2-haloacrylate hydratase, a new class of flavoenzyme that catalyzes the addition of water to the substrate for dehalogenation

Abstract

Enzymes catalyzing the conversion of organohalogen compounds are useful in the chemical industry and environmental technology. Here we report the occurrence of a new reduced flavin adenine dinucleotide (FAD) (FADH(2))-dependent enzyme that catalyzes the removal of a halogen atom from an unsaturated aliphatic organohalogen compound by the addition of a water molecule to the substrate. A soil bacterium, Pseudomonas sp. strain YL, inducibly produced a protein named Caa67(YL) when the cells were grown on 2-chloroacrylate (2-CAA).
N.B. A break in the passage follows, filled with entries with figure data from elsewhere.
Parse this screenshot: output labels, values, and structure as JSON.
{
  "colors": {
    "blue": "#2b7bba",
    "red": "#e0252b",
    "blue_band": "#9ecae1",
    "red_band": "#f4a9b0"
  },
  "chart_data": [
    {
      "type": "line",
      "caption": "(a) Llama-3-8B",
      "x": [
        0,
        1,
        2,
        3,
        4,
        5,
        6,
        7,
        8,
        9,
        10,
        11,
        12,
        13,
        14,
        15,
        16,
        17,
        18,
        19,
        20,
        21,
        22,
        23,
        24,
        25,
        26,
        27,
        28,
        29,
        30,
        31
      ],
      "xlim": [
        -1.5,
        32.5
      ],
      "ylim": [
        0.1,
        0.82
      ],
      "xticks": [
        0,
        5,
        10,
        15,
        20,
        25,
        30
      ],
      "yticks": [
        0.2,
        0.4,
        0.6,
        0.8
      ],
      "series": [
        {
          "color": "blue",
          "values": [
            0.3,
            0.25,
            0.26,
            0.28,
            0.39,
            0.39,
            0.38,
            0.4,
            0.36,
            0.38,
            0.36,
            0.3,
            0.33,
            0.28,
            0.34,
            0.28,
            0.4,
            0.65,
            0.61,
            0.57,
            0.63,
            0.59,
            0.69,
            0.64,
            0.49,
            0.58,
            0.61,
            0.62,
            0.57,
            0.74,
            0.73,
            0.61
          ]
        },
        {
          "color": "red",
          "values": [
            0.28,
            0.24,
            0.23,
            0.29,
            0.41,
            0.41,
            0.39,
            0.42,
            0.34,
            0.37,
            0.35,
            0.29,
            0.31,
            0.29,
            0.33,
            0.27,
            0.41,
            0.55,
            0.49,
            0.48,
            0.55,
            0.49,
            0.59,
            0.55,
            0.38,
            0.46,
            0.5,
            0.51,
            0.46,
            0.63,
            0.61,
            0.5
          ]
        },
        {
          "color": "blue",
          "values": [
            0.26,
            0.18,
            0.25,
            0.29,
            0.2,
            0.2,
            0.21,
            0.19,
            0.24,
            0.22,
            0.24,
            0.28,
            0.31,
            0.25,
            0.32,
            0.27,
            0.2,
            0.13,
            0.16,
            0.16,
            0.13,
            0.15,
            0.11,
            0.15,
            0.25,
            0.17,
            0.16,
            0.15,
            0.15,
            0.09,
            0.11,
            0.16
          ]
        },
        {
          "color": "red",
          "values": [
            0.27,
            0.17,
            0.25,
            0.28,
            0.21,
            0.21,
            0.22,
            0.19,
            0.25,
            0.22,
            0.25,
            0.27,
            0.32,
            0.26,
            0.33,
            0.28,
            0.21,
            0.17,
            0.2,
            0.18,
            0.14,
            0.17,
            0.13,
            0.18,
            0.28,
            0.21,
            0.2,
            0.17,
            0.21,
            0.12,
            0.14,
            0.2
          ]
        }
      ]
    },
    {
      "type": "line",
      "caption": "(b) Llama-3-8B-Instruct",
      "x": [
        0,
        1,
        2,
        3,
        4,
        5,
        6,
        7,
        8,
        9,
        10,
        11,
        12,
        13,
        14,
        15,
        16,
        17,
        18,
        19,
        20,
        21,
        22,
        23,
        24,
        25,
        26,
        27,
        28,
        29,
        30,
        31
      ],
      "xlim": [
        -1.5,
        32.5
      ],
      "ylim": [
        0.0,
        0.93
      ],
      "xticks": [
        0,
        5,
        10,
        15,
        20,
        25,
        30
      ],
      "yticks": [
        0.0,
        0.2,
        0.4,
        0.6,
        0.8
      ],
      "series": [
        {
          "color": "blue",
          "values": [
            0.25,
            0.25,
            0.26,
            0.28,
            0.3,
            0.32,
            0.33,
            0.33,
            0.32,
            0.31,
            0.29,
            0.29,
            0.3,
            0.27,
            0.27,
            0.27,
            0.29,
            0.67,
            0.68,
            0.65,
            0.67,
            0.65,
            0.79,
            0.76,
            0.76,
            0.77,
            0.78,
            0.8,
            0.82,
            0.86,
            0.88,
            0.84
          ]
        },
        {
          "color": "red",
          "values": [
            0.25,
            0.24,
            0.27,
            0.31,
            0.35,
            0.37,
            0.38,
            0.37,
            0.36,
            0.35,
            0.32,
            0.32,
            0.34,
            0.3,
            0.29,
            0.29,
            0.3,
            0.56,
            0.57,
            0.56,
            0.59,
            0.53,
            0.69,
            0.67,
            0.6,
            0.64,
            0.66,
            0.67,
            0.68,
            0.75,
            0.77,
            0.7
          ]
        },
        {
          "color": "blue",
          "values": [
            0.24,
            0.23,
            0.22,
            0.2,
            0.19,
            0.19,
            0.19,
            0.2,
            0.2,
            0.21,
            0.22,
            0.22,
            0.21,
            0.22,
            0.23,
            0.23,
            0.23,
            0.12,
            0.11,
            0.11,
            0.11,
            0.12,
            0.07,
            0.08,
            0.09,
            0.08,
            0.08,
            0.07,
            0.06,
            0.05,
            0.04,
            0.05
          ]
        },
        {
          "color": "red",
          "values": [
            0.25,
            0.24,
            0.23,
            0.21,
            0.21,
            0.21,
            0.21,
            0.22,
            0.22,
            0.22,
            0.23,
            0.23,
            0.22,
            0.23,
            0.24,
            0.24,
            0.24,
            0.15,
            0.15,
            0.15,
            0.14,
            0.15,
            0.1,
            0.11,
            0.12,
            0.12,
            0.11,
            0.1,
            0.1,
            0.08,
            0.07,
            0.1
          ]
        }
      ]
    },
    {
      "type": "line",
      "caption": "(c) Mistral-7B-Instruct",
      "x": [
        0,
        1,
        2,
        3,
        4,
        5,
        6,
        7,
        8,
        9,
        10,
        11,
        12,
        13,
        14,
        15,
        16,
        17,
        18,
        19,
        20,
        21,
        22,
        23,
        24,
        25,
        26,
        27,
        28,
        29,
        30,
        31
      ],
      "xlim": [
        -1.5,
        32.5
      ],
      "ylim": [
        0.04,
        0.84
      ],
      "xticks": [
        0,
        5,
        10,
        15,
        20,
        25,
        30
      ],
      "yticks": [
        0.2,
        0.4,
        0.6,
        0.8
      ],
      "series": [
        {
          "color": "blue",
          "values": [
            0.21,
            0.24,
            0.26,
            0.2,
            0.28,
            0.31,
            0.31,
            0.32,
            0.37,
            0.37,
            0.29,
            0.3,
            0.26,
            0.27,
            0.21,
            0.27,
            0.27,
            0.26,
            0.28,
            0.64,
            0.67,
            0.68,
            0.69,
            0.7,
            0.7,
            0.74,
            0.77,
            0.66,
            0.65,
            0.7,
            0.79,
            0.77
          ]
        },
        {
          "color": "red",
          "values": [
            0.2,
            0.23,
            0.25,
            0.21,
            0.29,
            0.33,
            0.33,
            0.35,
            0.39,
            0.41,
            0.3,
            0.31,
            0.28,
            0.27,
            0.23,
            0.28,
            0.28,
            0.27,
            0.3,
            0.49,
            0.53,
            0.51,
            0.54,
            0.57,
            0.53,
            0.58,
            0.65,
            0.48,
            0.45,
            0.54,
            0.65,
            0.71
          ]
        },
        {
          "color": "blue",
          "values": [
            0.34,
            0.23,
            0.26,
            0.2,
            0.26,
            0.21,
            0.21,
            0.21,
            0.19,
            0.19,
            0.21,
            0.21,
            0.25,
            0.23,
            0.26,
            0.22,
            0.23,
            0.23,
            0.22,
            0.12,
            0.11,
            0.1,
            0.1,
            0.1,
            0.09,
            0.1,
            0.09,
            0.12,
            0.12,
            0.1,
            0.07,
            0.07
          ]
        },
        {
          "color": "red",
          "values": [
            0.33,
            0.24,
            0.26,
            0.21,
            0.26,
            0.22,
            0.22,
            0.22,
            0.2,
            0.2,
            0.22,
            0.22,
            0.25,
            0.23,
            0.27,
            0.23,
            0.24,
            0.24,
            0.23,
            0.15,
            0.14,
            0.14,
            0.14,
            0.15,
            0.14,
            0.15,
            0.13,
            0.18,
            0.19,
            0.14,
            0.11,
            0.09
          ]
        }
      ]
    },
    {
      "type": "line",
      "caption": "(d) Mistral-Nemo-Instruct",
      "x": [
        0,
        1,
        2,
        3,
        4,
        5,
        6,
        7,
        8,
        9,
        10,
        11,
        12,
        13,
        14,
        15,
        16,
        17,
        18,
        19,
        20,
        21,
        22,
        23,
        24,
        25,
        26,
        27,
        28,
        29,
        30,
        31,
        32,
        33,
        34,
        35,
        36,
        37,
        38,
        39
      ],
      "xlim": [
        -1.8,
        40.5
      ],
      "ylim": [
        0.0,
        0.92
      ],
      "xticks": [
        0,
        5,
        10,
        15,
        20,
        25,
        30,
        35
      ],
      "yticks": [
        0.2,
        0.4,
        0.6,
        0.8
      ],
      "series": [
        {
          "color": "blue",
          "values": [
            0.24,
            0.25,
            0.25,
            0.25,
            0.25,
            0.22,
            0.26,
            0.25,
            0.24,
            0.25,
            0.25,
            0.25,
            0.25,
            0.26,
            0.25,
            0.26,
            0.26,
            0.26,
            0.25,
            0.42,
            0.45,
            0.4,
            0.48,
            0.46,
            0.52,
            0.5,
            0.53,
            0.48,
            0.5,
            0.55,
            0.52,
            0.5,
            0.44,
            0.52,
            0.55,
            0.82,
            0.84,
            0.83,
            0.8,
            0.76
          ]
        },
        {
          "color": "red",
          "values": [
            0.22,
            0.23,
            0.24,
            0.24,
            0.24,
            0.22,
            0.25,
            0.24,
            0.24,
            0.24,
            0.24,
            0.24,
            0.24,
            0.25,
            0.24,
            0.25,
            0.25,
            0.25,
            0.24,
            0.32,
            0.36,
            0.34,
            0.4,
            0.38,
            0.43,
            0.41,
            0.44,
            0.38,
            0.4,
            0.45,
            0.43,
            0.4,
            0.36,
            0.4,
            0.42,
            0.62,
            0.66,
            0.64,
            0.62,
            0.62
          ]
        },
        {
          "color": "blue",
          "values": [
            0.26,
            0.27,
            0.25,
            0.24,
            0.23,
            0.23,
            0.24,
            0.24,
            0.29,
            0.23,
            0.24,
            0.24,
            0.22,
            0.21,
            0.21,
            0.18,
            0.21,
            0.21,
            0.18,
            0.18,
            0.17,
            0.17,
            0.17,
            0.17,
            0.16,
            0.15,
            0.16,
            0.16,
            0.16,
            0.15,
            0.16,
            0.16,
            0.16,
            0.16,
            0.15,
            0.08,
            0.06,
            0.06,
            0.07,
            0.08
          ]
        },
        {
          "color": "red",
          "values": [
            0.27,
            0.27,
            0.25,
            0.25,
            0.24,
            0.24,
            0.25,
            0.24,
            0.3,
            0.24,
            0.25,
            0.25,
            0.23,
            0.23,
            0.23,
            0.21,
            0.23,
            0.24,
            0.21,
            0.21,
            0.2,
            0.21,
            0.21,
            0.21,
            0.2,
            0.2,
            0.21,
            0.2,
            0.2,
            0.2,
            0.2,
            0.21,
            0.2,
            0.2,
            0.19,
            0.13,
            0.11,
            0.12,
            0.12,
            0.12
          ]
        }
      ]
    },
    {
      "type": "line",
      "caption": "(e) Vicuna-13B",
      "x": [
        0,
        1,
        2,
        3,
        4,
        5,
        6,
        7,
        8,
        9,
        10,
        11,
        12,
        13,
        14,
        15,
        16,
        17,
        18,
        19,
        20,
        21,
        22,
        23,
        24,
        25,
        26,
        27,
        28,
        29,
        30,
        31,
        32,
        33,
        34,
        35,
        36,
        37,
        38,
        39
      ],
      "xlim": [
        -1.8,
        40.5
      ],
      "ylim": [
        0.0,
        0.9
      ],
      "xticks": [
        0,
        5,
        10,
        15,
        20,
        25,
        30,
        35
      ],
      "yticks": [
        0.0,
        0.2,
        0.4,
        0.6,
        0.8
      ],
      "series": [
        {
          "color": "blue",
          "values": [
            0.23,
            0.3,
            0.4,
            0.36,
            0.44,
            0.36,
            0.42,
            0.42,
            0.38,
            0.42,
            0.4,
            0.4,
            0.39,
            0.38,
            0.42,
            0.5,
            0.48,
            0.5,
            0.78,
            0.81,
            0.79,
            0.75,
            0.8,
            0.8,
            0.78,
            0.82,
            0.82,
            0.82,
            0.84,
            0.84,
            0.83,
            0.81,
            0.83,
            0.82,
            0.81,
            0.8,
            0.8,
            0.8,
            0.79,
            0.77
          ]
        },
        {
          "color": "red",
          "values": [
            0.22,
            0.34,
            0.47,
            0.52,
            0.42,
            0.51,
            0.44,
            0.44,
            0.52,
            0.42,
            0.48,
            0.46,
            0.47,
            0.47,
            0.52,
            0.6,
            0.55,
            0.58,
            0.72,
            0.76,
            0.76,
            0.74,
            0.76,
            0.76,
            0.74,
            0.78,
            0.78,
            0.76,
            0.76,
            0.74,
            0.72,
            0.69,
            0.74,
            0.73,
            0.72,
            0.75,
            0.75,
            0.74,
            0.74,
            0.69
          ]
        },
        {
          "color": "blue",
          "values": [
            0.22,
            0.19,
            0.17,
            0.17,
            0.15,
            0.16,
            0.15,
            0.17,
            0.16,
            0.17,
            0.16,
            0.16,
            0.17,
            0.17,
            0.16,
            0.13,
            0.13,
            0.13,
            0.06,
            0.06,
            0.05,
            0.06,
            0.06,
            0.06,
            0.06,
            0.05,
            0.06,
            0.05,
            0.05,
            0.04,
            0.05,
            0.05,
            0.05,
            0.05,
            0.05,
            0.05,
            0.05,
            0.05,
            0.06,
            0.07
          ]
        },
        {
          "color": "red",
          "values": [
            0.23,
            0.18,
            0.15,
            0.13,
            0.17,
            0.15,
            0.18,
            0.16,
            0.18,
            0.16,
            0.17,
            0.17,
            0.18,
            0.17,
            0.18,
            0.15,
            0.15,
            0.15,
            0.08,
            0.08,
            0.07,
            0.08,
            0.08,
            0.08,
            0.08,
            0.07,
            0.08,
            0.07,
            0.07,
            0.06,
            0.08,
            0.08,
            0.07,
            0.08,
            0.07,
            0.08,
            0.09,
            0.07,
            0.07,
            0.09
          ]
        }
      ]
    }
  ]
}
The caa67(YL) gene encoded a protein of 547 amino acid residues (M(r) of 59,301), which shared weak but significant sequence similarity with various flavoenzymes and contained a nucleotide-binding motif. We found that 2-CAA is converted into pyruvate when the reaction was carried out with purified Caa67(YL) in the presence of FAD and a reducing agent [NAD(P)H or sodium dithionite] under anaerobic conditions. The reducing agent was not stoichiometrically consumed during this reaction, suggesting that FADH(2) is conserved by regeneration in the catalytic cycle. When the reaction was carried out in the presence of H(2)(18)O, [(18)O]pyruvate was produced. These results indicate that Caa67(YL) catalyzes the hydration of 2-CAA to form 2-chloro-2-hydroxypropionate, which is chemically unstable and probably spontaneously dechlorinated to form pyruvate. 2-Bromoacrylate, but not other 2-CAA analogs such as acrylate and methacrylate, served as the substrate of Caa67(YL). Thus, we named this new enzyme 2-haloacrylate hydratase. The enzyme is very unusual in that it requires the reduced form of FAD for hydration, which involves no net change in the redox state of the coenzyme or substrate.

FIG. 1.

Two-dimensional PAGE analysis of the proteins of 2-CAA- and lactate-grown Pseudomonas sp. YL. Soluble proteins from 2-CAA-grown cells (A) and lactate-grown cells (B) were analyzed. The arrowhead indicates the spot of a 2-CAA-inducible protein, which we named Caa67_YL.

FIG. 2.

SDS-PAGE analysis of Caa67_YL. Purified protein (10 μg) was loaded onto the gel.

FIG. 3.

Mass spectrometric monitoring of the conversion of 2-CAA with Caa67_YL. 2-CAA was incubated with or without purified Caa67_YL in the presence of 0.1 mM FAD and 10 mM NADH under anaerobic conditions as described in Materials and Methods. (A and B) The mixture was analyzed after a 4-h reaction without (A) and with (B) the addition of Caa67_YL by ESI-MS in the negative-ion mode. (C) To determine the incorporation of an oxygen atom of a water molecule into the substrate, the reaction was carried out in the presence of 50% H₂¹⁸O, and the solution was analyzed after a 4-h reaction. Because chlorine has two isotopes with mass numbers of 35 and 37 at a ratio of 3:1, 2-CAA has two peaks at m/z 105 and 107. The peaks at m/z 87 and 89 are due to pyruvate and ¹⁸O-labeled pyruvate, respectively, as described in the text. The peak at m/z 97 is due to hydrogen sulfate in the reaction buffer and dihydrogen phosphate in the enzyme preparation.

FIG. 4.

Effects of pH and temperature on Caa67_YL. (A and B) Effects of pH on the activity (A) and stability (B) were determined by using the following buffers (60 mM): citrate-NaOH (closed circles) (pH 5.5 to 6.5), potassium phosphate (closed squares) (pH 6.5 to 8.0), Tris-sulfate (closed triangles) (pH 8.0 to 9.0), and glycine-NaOH (closed diamonds) (pH 9.0 to 10.5). The enzyme activity after treatment with Tris-sulfate (pH 9.0) was taken as 100% in A. (C and D) Effects of temperature on the activity (C) and stability (D) were determined as described in Materials and Methods. The enzyme activity at 40°C was taken as 100% in C.

FIG. 5.

Amount of NADH consumed for dehalogenation of 2-CAA. 2-CAA was incubated with Caa67_YL in the presence of 0.1 mM FAD and 10 mM NADH under anaerobic conditions, and the consumption of NADH and the formation of chloride ions were monitored. The concentrations of NADH and chloride ions in the reaction mixture are indicated by closed triangles and closed circles, respectively.

FIG. 6.

Reaction catalyzed by 2-haloacrylate hydratase.